FAQ on revolutionary unionism (in development)

What is a revolutionary union?

A union that is at the same time an organization of workers to improve wages and working conditions, and a revolutionary organization to emancipate workers from wage slavery to the employers. To improve working conditions the preferred method of struggle is direct action against the employer: the strike in its many forms, the work-slowdown, all culminating in the general strike against all employers and occupation of the means of production. To emancipate the workers, the revolutionary union prepares the workers to run industry themselves by running the union democratically, educates workers in strategy and tactics to fight the bosses and the science and technology to transform industry, and prepares them for the class struggle.

Why do we call the unions of the AFL-CIO and their kind “business unions”?
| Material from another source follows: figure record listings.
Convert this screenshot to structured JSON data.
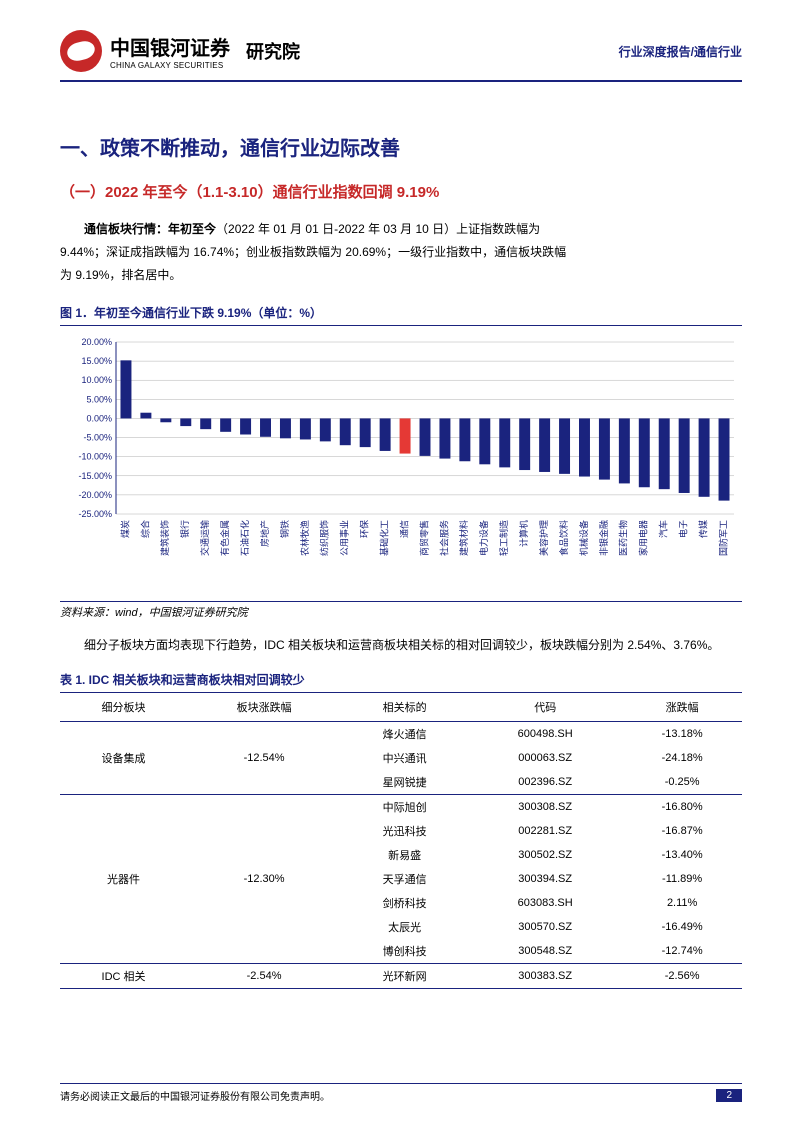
{
  "header": {
    "company_cn": "中国银河证券",
    "company_en": "CHINA GALAXY SECURITIES",
    "dept": "研究院",
    "right": "行业深度报告/通信行业"
  },
  "section_title": "一、政策不断推动，通信行业边际改善",
  "subsection_title": "（一）2022 年至今（1.1-3.10）通信行业指数回调 9.19%",
  "para1_lead": "通信板块行情：年初至今",
  "para1_rest": "（2022 年 01 月 01 日-2022 年 03 月 10 日）上证指数跌幅为",
  "para1_line2": "9.44%；深证成指跌幅为 16.74%；创业板指数跌幅为 20.69%；一级行业指数中，通信板块跌幅",
  "para1_line3": "为 9.19%，排名居中。",
  "fig_caption": "图 1．年初至今通信行业下跌 9.19%（单位：%）",
  "chart": {
    "type": "bar",
    "ylim": [
      -25,
      20
    ],
    "yticks": [
      -25,
      -20,
      -15,
      -10,
      -5,
      0,
      5,
      10,
      15,
      20
    ],
    "ytick_labels": [
      "-25.00%",
      "-20.00%",
      "-15.00%",
      "-10.00%",
      "-5.00%",
      "0.00%",
      "5.00%",
      "10.00%",
      "15.00%",
      "20.00%"
    ],
    "categories": [
      "煤炭",
      "综合",
      "建筑装饰",
      "银行",
      "交通运输",
      "有色金属",
      "石油石化",
      "房地产",
      "钢铁",
      "农林牧渔",
      "纺织服饰",
      "公用事业",
      "环保",
      "基础化工",
      "通信",
      "商贸零售",
      "社会服务",
      "建筑材料",
      "电力设备",
      "轻工制造",
      "计算机",
      "美容护理",
      "食品饮料",
      "机械设备",
      "非银金融",
      "医药生物",
      "家用电器",
      "汽车",
      "电子",
      "传媒",
      "国防军工"
    ],
    "values": [
      15.2,
      1.5,
      -1.0,
      -2.0,
      -2.8,
      -3.5,
      -4.2,
      -4.8,
      -5.2,
      -5.5,
      -6.0,
      -7.0,
      -7.5,
      -8.5,
      -9.19,
      -9.8,
      -10.5,
      -11.2,
      -12.0,
      -12.8,
      -13.5,
      -14.0,
      -14.5,
      -15.2,
      -16.0,
      -17.0,
      -18.0,
      -18.5,
      -19.5,
      -20.5,
      -21.5
    ],
    "highlight_index": 14,
    "bar_color": "#1a237e",
    "highlight_color": "#e53935",
    "grid_color": "#b0b0b0",
    "axis_color": "#1a237e",
    "background": "#ffffff",
    "label_fontsize": 9,
    "bar_width": 0.55
  },
  "source": "资料来源：wind，中国银河证券研究院",
  "para2": "细分子板块方面均表现下行趋势，IDC 相关板块和运营商板块相关标的相对回调较少，板块跌幅分别为 2.54%、3.76%。",
  "table_caption": "表 1. IDC 相关板块和运营商板块相对回调较少",
  "table": {
    "columns": [
      "细分板块",
      "板块涨跌幅",
      "相关标的",
      "代码",
      "涨跌幅"
    ],
    "groups": [
      {
        "segment": "设备集成",
        "change": "-12.54%",
        "rows": [
          {
            "name": "烽火通信",
            "code": "600498.SH",
            "chg": "-13.18%"
          },
          {
            "name": "中兴通讯",
            "code": "000063.SZ",
            "chg": "-24.18%"
          },
          {
            "name": "星网锐捷",
            "code": "002396.SZ",
            "chg": "-0.25%"
          }
        ]
      },
      {
        "segment": "光器件",
        "change": "-12.30%",
        "rows": [
          {
            "name": "中际旭创",
            "code": "300308.SZ",
            "chg": "-16.80%"
          },
          {
            "name": "光迅科技",
            "code": "002281.SZ",
            "chg": "-16.87%"
          },
          {
            "name": "新易盛",
            "code": "300502.SZ",
            "chg": "-13.40%"
          },
          {
            "name": "天孚通信",
            "code": "300394.SZ",
            "chg": "-11.89%"
          },
          {
            "name": "剑桥科技",
            "code": "603083.SH",
            "chg": "2.11%"
          },
          {
            "name": "太辰光",
            "code": "300570.SZ",
            "chg": "-16.49%"
          },
          {
            "name": "博创科技",
            "code": "300548.SZ",
            "chg": "-12.74%"
          }
        ]
      },
      {
        "segment": "IDC 相关",
        "change": "-2.54%",
        "rows": [
          {
            "name": "光环新网",
            "code": "300383.SZ",
            "chg": "-2.56%"
          }
        ]
      }
    ]
  },
  "footer": {
    "disclaimer": "请务必阅读正文最后的中国银河证券股份有限公司免责声明。",
    "page": "2"
  }
}
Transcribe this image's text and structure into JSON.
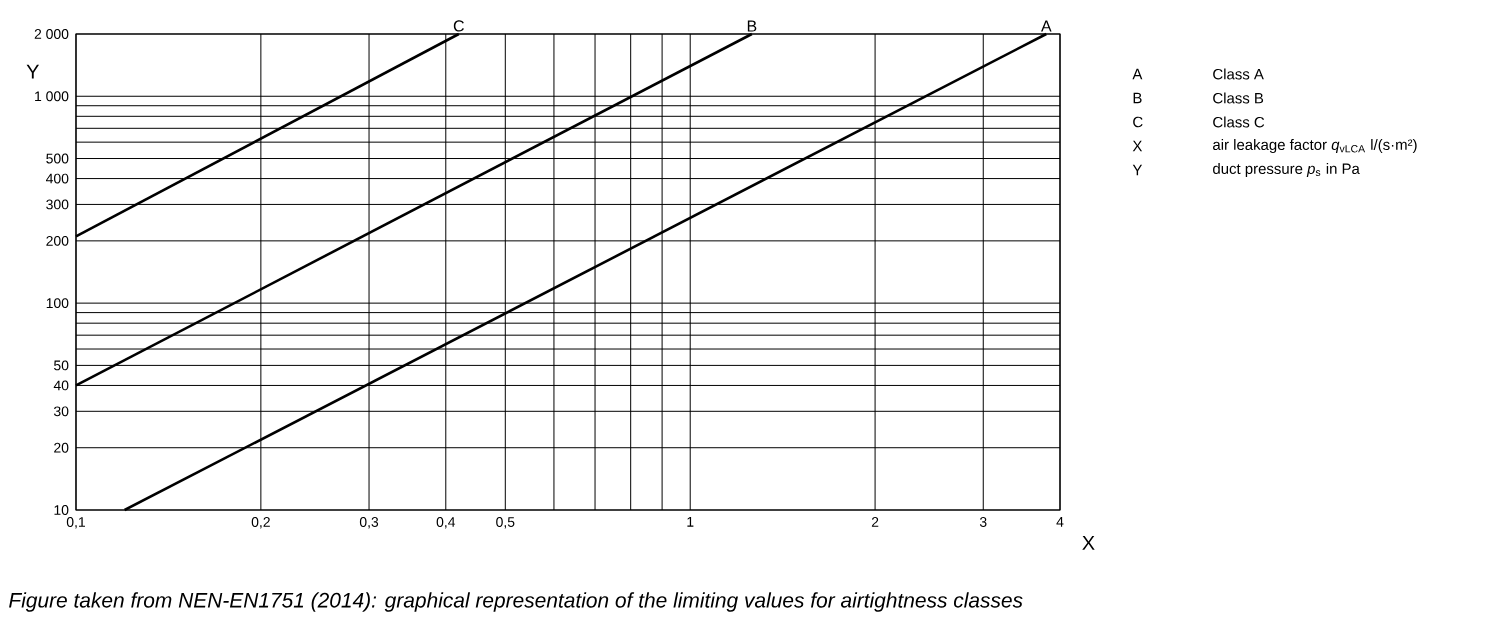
{
  "chart_data": {
    "type": "line",
    "xlabel": "X",
    "ylabel": "Y",
    "log": "xy",
    "grid": true,
    "xlim": [
      0.1,
      4
    ],
    "ylim": [
      10,
      2000
    ],
    "xticks": [
      {
        "value": 0.1,
        "label": "0,1"
      },
      {
        "value": 0.2,
        "label": "0,2"
      },
      {
        "value": 0.3,
        "label": "0,3"
      },
      {
        "value": 0.4,
        "label": "0,4"
      },
      {
        "value": 0.5,
        "label": "0,5"
      },
      {
        "value": 0.6,
        "label": null
      },
      {
        "value": 0.7,
        "label": null
      },
      {
        "value": 0.8,
        "label": null
      },
      {
        "value": 0.9,
        "label": null
      },
      1,
      2,
      3,
      4
    ],
    "yticks": [
      10,
      20,
      30,
      40,
      50,
      {
        "value": 60,
        "label": null
      },
      {
        "value": 70,
        "label": null
      },
      {
        "value": 80,
        "label": null
      },
      {
        "value": 90,
        "label": null
      },
      100,
      200,
      300,
      400,
      500,
      {
        "value": 600,
        "label": null
      },
      {
        "value": 700,
        "label": null
      },
      {
        "value": 800,
        "label": null
      },
      {
        "value": 900,
        "label": null
      },
      {
        "value": 1000,
        "label": "1 000"
      },
      {
        "value": 2000,
        "label": "2 000"
      }
    ],
    "series": [
      {
        "name": "A",
        "color": "#000000",
        "x": [
          0.12,
          3.8
        ],
        "values": [
          10,
          2000
        ]
      },
      {
        "name": "B",
        "color": "#000000",
        "x": [
          0.1,
          1.26
        ],
        "values": [
          40,
          2000
        ]
      },
      {
        "name": "C",
        "color": "#000000",
        "x": [
          0.1,
          0.42
        ],
        "values": [
          210,
          2000
        ]
      }
    ],
    "annotations": [
      "A",
      "Class A",
      "B",
      "Class B",
      "C",
      "Class C",
      "X",
      "air leakage factor *q*$_{vLCA}$ l/(s·m²)",
      "Y",
      "duct pressure *p*$_{s}$ in Pa",
      "*Figure taken from NEN-EN1751 (2014): graphical representation of the limiting values for airtightness classes*"
    ]
  }
}
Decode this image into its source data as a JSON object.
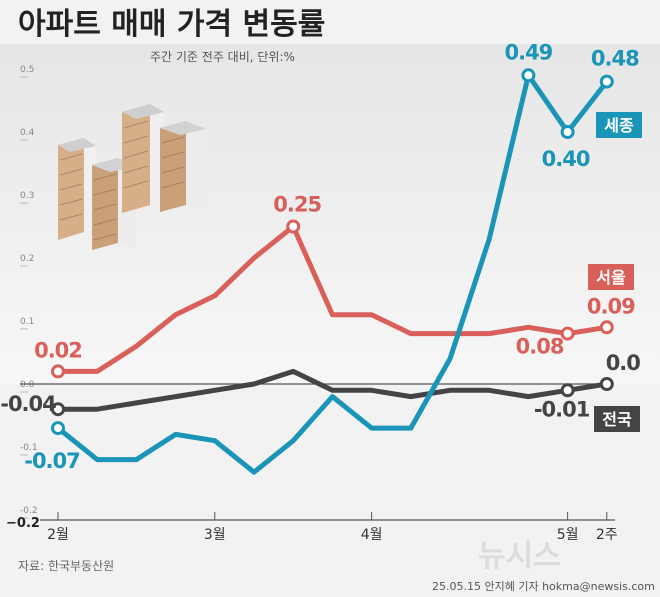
{
  "title": "아파트 매매 가격 변동률",
  "subtitle": "주간 기준 전주 대비, 단위:%",
  "source": "자료:  한국부동산원",
  "credit": "25.05.15 안지혜 기자 hokma@newsis.com",
  "watermark": "뉴시스",
  "colors": {
    "sejong": "#1a95b8",
    "seoul": "#d9605a",
    "national": "#444444",
    "background": "#f2f2f2"
  },
  "chart_data": {
    "type": "line",
    "x": [
      0,
      1,
      2,
      3,
      4,
      5,
      6,
      7,
      8,
      9,
      10,
      11,
      12,
      13,
      14
    ],
    "ylim": [
      -0.2,
      0.5
    ],
    "yticks": [
      {
        "value": 0.5,
        "label": "0.5"
      },
      {
        "value": 0.4,
        "label": "0.4"
      },
      {
        "value": 0.3,
        "label": "0.3"
      },
      {
        "value": 0.2,
        "label": "0.2"
      },
      {
        "value": 0.1,
        "label": "0.1"
      },
      {
        "value": 0.0,
        "label": "0.0"
      },
      {
        "value": -0.1,
        "label": "-0.1"
      },
      {
        "value": -0.2,
        "label": "-0.2"
      }
    ],
    "ymin_label": "−0.2",
    "xticks": [
      {
        "x": 0,
        "label": "2월"
      },
      {
        "x": 4,
        "label": "3월"
      },
      {
        "x": 8,
        "label": "4월"
      },
      {
        "x": 13,
        "label": "5월"
      },
      {
        "x": 14,
        "label": "2주"
      }
    ],
    "grid": false,
    "series": [
      {
        "key": "sejong",
        "name": "세종",
        "values": [
          -0.07,
          -0.12,
          -0.12,
          -0.08,
          -0.09,
          -0.14,
          -0.09,
          -0.02,
          -0.07,
          -0.07,
          0.04,
          0.23,
          0.49,
          0.4,
          0.48
        ],
        "markers": [
          0,
          12,
          13,
          14
        ],
        "labels": [
          {
            "i": 0,
            "text": "-0.07",
            "dx": -6,
            "dy": 40,
            "anchor": "middle"
          },
          {
            "i": 12,
            "text": "0.49",
            "dx": 0,
            "dy": -16,
            "anchor": "middle"
          },
          {
            "i": 13,
            "text": "0.40",
            "dx": -2,
            "dy": 34,
            "anchor": "middle"
          },
          {
            "i": 14,
            "text": "0.48",
            "dx": 8,
            "dy": -16,
            "anchor": "middle"
          }
        ]
      },
      {
        "key": "seoul",
        "name": "서울",
        "values": [
          0.02,
          0.02,
          0.06,
          0.11,
          0.14,
          0.2,
          0.25,
          0.11,
          0.11,
          0.08,
          0.08,
          0.08,
          0.09,
          0.08,
          0.09
        ],
        "markers": [
          0,
          6,
          13,
          14
        ],
        "labels": [
          {
            "i": 0,
            "text": "0.02",
            "dx": 0,
            "dy": -14,
            "anchor": "middle"
          },
          {
            "i": 6,
            "text": "0.25",
            "dx": 4,
            "dy": -15,
            "anchor": "middle"
          },
          {
            "i": 13,
            "text": "0.08",
            "dx": -28,
            "dy": 20,
            "anchor": "middle"
          },
          {
            "i": 14,
            "text": "0.09",
            "dx": 4,
            "dy": -14,
            "anchor": "middle"
          }
        ]
      },
      {
        "key": "national",
        "name": "전국",
        "values": [
          -0.04,
          -0.04,
          -0.03,
          -0.02,
          -0.01,
          0.0,
          0.02,
          -0.01,
          -0.01,
          -0.02,
          -0.01,
          -0.01,
          -0.02,
          -0.01,
          0.0
        ],
        "markers": [
          0,
          13,
          14
        ],
        "labels": [
          {
            "i": 0,
            "text": "-0.04",
            "dx": -30,
            "dy": 2,
            "anchor": "middle"
          },
          {
            "i": 13,
            "text": "-0.01",
            "dx": -6,
            "dy": 26,
            "anchor": "middle"
          },
          {
            "i": 14,
            "text": "0.0",
            "dx": 16,
            "dy": -14,
            "anchor": "middle"
          }
        ]
      }
    ]
  }
}
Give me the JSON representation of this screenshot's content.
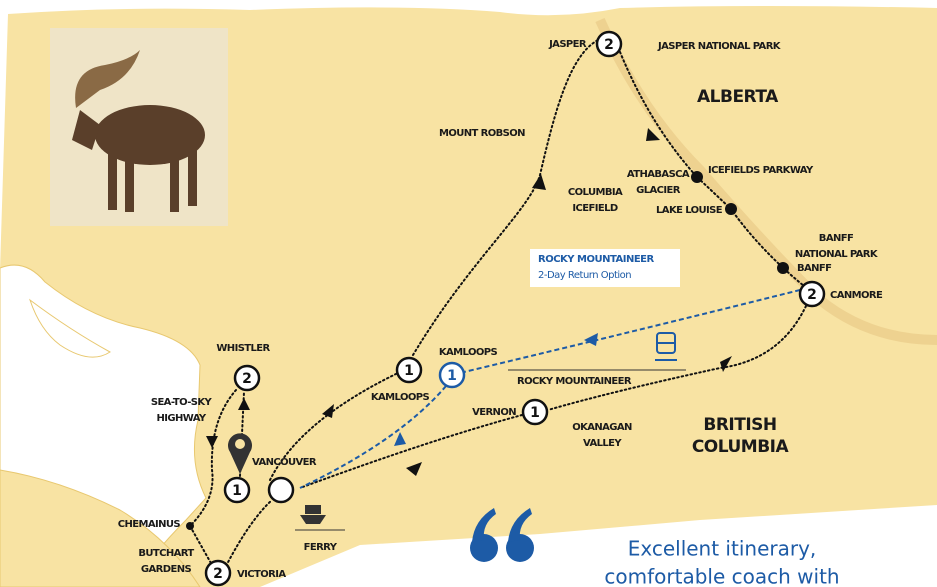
{
  "map": {
    "labels": [
      {
        "lines": [
          "JASPER"
        ]
      },
      {
        "lines": [
          "JASPER NATIONAL PARK"
        ]
      },
      {
        "lines": [
          "ALBERTA"
        ]
      },
      {
        "lines": [
          "MOUNT ROBSON"
        ]
      },
      {
        "lines": [
          "COLUMBIA",
          "ICEFIELD"
        ]
      },
      {
        "lines": [
          "ATHABASCA",
          "GLACIER"
        ]
      },
      {
        "lines": [
          "ICEFIELDS PARKWAY"
        ]
      },
      {
        "lines": [
          "LAKE LOUISE"
        ]
      },
      {
        "lines": [
          "BANFF",
          "NATIONAL PARK"
        ]
      },
      {
        "lines": [
          "BANFF"
        ]
      },
      {
        "lines": [
          "CANMORE"
        ]
      },
      {
        "lines": [
          "KAMLOOPS"
        ]
      },
      {
        "lines": [
          "KAMLOOPS"
        ]
      },
      {
        "lines": [
          "ROCKY MOUNTAINEER"
        ]
      },
      {
        "lines": [
          "VERNON"
        ]
      },
      {
        "lines": [
          "OKANAGAN",
          "VALLEY"
        ]
      },
      {
        "lines": [
          "BRITISH",
          "COLUMBIA"
        ]
      },
      {
        "lines": [
          "WHISTLER"
        ]
      },
      {
        "lines": [
          "SEA-TO-SKY",
          "HIGHWAY"
        ]
      },
      {
        "lines": [
          "VANCOUVER"
        ]
      },
      {
        "lines": [
          "CHEMAINUS"
        ]
      },
      {
        "lines": [
          "BUTCHART",
          "GARDENS"
        ]
      },
      {
        "lines": [
          "VICTORIA"
        ]
      },
      {
        "lines": [
          "FERRY"
        ]
      }
    ],
    "stops": [
      2,
      2,
      1,
      1,
      1,
      2,
      1,
      2
    ],
    "rocky_option": [
      "ROCKY MOUNTAINEER",
      "2-Day Return Option"
    ],
    "quote": [
      "Excellent itinerary,",
      "comfortable coach with"
    ]
  }
}
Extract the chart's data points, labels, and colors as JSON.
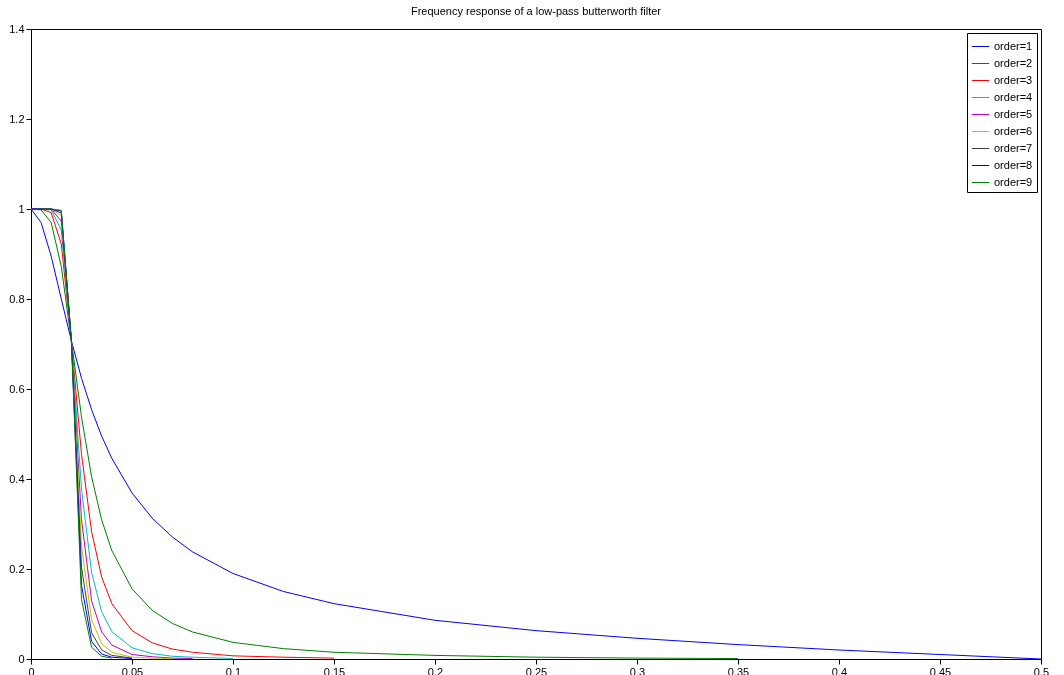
{
  "chart_data": {
    "type": "line",
    "title": "Frequency response of a low-pass butterworth filter",
    "x": [
      0,
      0.005,
      0.01,
      0.015,
      0.02,
      0.025,
      0.03,
      0.035,
      0.04,
      0.05,
      0.06,
      0.07,
      0.08,
      0.1,
      0.125,
      0.15,
      0.2,
      0.25,
      0.3,
      0.35,
      0.4,
      0.45,
      0.5
    ],
    "series": [
      {
        "name": "order=1",
        "color": "#0000ff",
        "values": [
          1,
          0.97,
          0.895,
          0.8,
          0.707,
          0.624,
          0.554,
          0.495,
          0.446,
          0.369,
          0.313,
          0.271,
          0.238,
          0.19,
          0.15,
          0.123,
          0.086,
          0.063,
          0.046,
          0.032,
          0.02,
          0.01,
          0
        ]
      },
      {
        "name": "order=2",
        "color": "#008000",
        "values": [
          1,
          0.998,
          0.97,
          0.872,
          0.707,
          0.538,
          0.405,
          0.309,
          0.241,
          0.156,
          0.108,
          0.079,
          0.06,
          0.037,
          0.023,
          0.015,
          0.008,
          0.004,
          0.002,
          0.001,
          null,
          null,
          null
        ]
      },
      {
        "name": "order=3",
        "color": "#ff0000",
        "values": [
          1,
          1,
          0.992,
          0.922,
          0.707,
          0.455,
          0.283,
          0.182,
          0.123,
          0.063,
          0.036,
          0.022,
          0.015,
          0.007,
          0.004,
          0.002,
          null,
          null,
          null,
          null,
          null,
          null,
          null
        ]
      },
      {
        "name": "order=4",
        "color": "#00bfbf",
        "values": [
          1,
          1,
          0.998,
          0.953,
          0.707,
          0.378,
          0.192,
          0.105,
          0.061,
          0.025,
          0.012,
          0.006,
          0.004,
          0.001,
          null,
          null,
          null,
          null,
          null,
          null,
          null,
          null,
          null
        ]
      },
      {
        "name": "order=5",
        "color": "#bf00bf",
        "values": [
          1,
          1,
          1,
          0.973,
          0.707,
          0.31,
          0.129,
          0.06,
          0.031,
          0.01,
          0.005,
          0.002,
          0.001,
          null,
          null,
          null,
          null,
          null,
          null,
          null,
          null,
          null,
          null
        ]
      },
      {
        "name": "order=6",
        "color": "#bfbf00",
        "values": [
          1,
          1,
          1,
          0.985,
          0.707,
          0.252,
          0.087,
          0.034,
          0.015,
          0.004,
          0.002,
          0.001,
          null,
          null,
          null,
          null,
          null,
          null,
          null,
          null,
          null,
          null,
          null
        ]
      },
      {
        "name": "order=7",
        "color": "#404040",
        "values": [
          1,
          1,
          1,
          0.991,
          0.707,
          0.204,
          0.058,
          0.02,
          0.008,
          0.002,
          null,
          null,
          null,
          null,
          null,
          null,
          null,
          null,
          null,
          null,
          null,
          null,
          null
        ]
      },
      {
        "name": "order=8",
        "color": "#0000ff",
        "values": [
          1,
          1,
          1,
          0.995,
          0.707,
          0.164,
          0.039,
          0.011,
          0.004,
          0.001,
          null,
          null,
          null,
          null,
          null,
          null,
          null,
          null,
          null,
          null,
          null,
          null,
          null
        ]
      },
      {
        "name": "order=9",
        "color": "#008000",
        "values": [
          null,
          1,
          1,
          0.997,
          0.707,
          0.132,
          0.026,
          0.006,
          0.002,
          null,
          null,
          null,
          null,
          null,
          null,
          null,
          null,
          null,
          null,
          null,
          null,
          null,
          null
        ]
      }
    ],
    "xlim": [
      0,
      0.5
    ],
    "xticks": [
      0,
      0.05,
      0.1,
      0.15,
      0.2,
      0.25,
      0.3,
      0.35,
      0.4,
      0.45,
      0.5
    ],
    "ylim": [
      0,
      1.4
    ],
    "yticks": [
      0,
      0.2,
      0.4,
      0.6,
      0.8,
      1,
      1.2,
      1.4
    ],
    "legend": "top right"
  }
}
There are two reasons for this. Firstly business unions are not democratic but bureaucratic. They are run by union professionals, mostly lawyers, who are not workers but middle class managers who because they spend all their time doing the union business are entrenched politically and able to keep the rank-and-file in line. Like salesmen, they sell their services to workers like insurance as protection from the boss and to employers as protection from their workers. Secondly. we call them business unions because they believe in capitalism. Just like the right-wingers, the business unions believe that capitalists are “job creators” and that capitalists are necessary. To believe in capitalism is to believe in wage slavery. Such unions can never emancipate workers.